Blockchain außerhalb der EU

Andere Industrie- und Schwellenländern haben das Potenzial der Blockchain-Technologie längst erkannt. So wird in Südamerika im privaten Sektor mehrfach auf Kryptowährungen zur Verbesserung des bestehenden Finanzsystems gesetzt. In den letzten Wochen häuften sich aus dieser Region Nachrichten über neue Integrationen von Krypto. Sowohl große Unternehmen als auch staatliche Organe sehen dort in ihr eine Zukunft.

Der Chef der brasilianischen Notenbank sprach von Kryptowährungen wie Bitcoin als bedeutsame Anwendung des Web 3.0 für die Bevölkerung. In Argentinien ist es bereits möglich, in einigen Provinzen mit Kryptowährungen Steuern zu zahlen.

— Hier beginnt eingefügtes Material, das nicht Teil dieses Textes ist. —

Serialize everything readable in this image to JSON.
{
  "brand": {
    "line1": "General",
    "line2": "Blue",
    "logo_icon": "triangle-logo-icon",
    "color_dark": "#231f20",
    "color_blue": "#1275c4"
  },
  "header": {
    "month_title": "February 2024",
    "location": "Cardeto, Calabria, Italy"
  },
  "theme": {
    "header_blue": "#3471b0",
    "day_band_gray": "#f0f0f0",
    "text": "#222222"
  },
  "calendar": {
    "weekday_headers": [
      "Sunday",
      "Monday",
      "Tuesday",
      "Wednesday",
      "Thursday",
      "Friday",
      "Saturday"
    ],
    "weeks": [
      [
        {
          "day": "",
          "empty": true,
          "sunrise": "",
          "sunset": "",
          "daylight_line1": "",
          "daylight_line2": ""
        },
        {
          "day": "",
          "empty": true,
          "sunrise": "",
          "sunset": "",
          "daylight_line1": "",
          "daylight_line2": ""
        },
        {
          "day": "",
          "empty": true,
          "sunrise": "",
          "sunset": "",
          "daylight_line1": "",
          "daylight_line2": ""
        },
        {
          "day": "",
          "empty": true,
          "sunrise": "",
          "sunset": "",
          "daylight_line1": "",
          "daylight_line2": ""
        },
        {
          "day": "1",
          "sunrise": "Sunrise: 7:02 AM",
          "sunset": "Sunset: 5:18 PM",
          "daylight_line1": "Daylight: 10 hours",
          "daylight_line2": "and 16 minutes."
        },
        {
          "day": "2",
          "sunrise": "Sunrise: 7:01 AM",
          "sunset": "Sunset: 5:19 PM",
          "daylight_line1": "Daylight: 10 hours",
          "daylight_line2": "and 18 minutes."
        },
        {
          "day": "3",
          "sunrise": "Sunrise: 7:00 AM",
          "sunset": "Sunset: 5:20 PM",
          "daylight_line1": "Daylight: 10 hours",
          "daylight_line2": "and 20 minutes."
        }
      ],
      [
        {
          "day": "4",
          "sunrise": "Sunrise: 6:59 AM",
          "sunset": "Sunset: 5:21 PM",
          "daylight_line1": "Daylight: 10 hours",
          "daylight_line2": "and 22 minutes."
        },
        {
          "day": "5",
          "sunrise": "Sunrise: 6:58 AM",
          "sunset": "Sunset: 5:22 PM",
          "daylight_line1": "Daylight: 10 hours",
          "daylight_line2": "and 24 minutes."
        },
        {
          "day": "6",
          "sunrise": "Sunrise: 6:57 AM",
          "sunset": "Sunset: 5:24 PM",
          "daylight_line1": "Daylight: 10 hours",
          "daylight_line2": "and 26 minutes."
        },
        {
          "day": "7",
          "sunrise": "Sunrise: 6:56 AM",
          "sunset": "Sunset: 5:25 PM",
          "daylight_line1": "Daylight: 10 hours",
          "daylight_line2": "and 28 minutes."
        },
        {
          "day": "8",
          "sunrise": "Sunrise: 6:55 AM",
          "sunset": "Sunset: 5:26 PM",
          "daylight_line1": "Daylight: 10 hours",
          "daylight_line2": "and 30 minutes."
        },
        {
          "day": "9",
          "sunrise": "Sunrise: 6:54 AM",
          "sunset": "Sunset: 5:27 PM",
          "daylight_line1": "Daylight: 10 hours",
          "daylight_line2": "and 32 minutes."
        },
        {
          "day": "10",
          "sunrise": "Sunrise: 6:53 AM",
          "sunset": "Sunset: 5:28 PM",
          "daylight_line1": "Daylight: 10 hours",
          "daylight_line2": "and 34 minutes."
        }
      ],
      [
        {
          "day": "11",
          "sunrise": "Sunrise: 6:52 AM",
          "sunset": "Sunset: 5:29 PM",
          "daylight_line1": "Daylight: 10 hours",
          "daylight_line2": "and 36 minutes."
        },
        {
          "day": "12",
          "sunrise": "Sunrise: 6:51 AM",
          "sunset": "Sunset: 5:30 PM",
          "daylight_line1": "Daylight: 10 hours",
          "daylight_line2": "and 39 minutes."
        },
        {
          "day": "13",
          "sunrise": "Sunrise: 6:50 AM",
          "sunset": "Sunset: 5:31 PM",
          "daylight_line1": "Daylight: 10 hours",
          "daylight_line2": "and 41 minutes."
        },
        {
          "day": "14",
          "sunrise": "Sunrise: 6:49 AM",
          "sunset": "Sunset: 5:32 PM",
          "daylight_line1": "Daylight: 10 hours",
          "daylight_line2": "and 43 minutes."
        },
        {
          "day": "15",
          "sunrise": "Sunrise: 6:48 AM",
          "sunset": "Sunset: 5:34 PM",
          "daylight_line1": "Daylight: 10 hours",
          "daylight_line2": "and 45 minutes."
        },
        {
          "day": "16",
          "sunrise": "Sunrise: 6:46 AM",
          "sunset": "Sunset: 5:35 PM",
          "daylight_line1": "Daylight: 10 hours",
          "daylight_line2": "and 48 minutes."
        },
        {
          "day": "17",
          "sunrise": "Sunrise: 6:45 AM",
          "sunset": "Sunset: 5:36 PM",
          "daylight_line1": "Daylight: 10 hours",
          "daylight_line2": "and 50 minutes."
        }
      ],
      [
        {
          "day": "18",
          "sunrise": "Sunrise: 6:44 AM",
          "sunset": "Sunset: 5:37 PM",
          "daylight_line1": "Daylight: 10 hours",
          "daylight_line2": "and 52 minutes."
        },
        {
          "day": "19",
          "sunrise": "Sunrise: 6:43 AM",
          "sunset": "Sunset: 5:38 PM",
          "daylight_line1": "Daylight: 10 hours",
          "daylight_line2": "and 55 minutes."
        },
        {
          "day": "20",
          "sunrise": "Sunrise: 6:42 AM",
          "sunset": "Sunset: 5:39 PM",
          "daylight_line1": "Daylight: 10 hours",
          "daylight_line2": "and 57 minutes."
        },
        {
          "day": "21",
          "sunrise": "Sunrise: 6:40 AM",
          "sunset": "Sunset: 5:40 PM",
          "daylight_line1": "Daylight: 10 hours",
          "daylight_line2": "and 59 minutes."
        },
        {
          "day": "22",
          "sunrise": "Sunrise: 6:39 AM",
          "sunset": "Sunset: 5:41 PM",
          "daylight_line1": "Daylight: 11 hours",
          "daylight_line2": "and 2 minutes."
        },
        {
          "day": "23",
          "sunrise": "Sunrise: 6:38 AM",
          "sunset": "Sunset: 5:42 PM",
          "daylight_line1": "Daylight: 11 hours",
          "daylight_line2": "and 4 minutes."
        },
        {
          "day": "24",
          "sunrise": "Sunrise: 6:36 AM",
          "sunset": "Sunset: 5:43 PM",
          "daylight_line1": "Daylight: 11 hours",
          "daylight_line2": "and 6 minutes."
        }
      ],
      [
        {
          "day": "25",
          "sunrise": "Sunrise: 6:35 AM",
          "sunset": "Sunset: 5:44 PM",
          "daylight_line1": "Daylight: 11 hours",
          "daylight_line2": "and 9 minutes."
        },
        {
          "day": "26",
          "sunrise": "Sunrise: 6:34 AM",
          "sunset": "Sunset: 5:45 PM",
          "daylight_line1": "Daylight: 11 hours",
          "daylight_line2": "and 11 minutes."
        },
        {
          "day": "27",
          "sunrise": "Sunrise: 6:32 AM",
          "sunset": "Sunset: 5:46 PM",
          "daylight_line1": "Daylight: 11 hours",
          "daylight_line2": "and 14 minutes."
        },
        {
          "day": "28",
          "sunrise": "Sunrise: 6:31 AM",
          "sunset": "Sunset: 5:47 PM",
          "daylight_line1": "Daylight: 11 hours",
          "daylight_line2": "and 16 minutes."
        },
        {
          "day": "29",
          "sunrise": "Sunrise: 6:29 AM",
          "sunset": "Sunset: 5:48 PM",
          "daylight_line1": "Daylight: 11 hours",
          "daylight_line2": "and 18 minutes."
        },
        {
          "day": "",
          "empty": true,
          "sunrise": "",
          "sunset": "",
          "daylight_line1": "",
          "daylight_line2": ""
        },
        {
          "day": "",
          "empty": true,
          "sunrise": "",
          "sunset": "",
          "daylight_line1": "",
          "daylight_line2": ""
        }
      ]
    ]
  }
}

In den USA ist die Thematik so bedeutsam, dass Präsident Biden selbst einen obersten Befehl zur Auseinandersetzung mit ihr erteilte. Die USA sehen demnach auch die Chance “einer amerikanischen Führung im weltweiten Finanzsystem und die Stärkung an der technologischen Front”.

Doch so weit braucht man gar nicht zu blicken. Das Vereinigte Königreich verkündete im April 2022 Ambitionen, “ein Krypto-Werte-Technologie-Standort” werden zu wollen. Klare Worte in Richtung Adoption.

Auch Deutschland formuliert in der Digitalstrategie Ziele zur Standortentwicklung, beispielsweise “Bedingungen für Start-ups im Land konsequent und spürbar zu verbessern”. Das klingt vielversprechend. Denn die Startup-Kultur befeuert anderswo die Innovationskraft des Web 3.0. Hierzulande war in diesem Bereich jedoch bisher noch zu wenig passiert.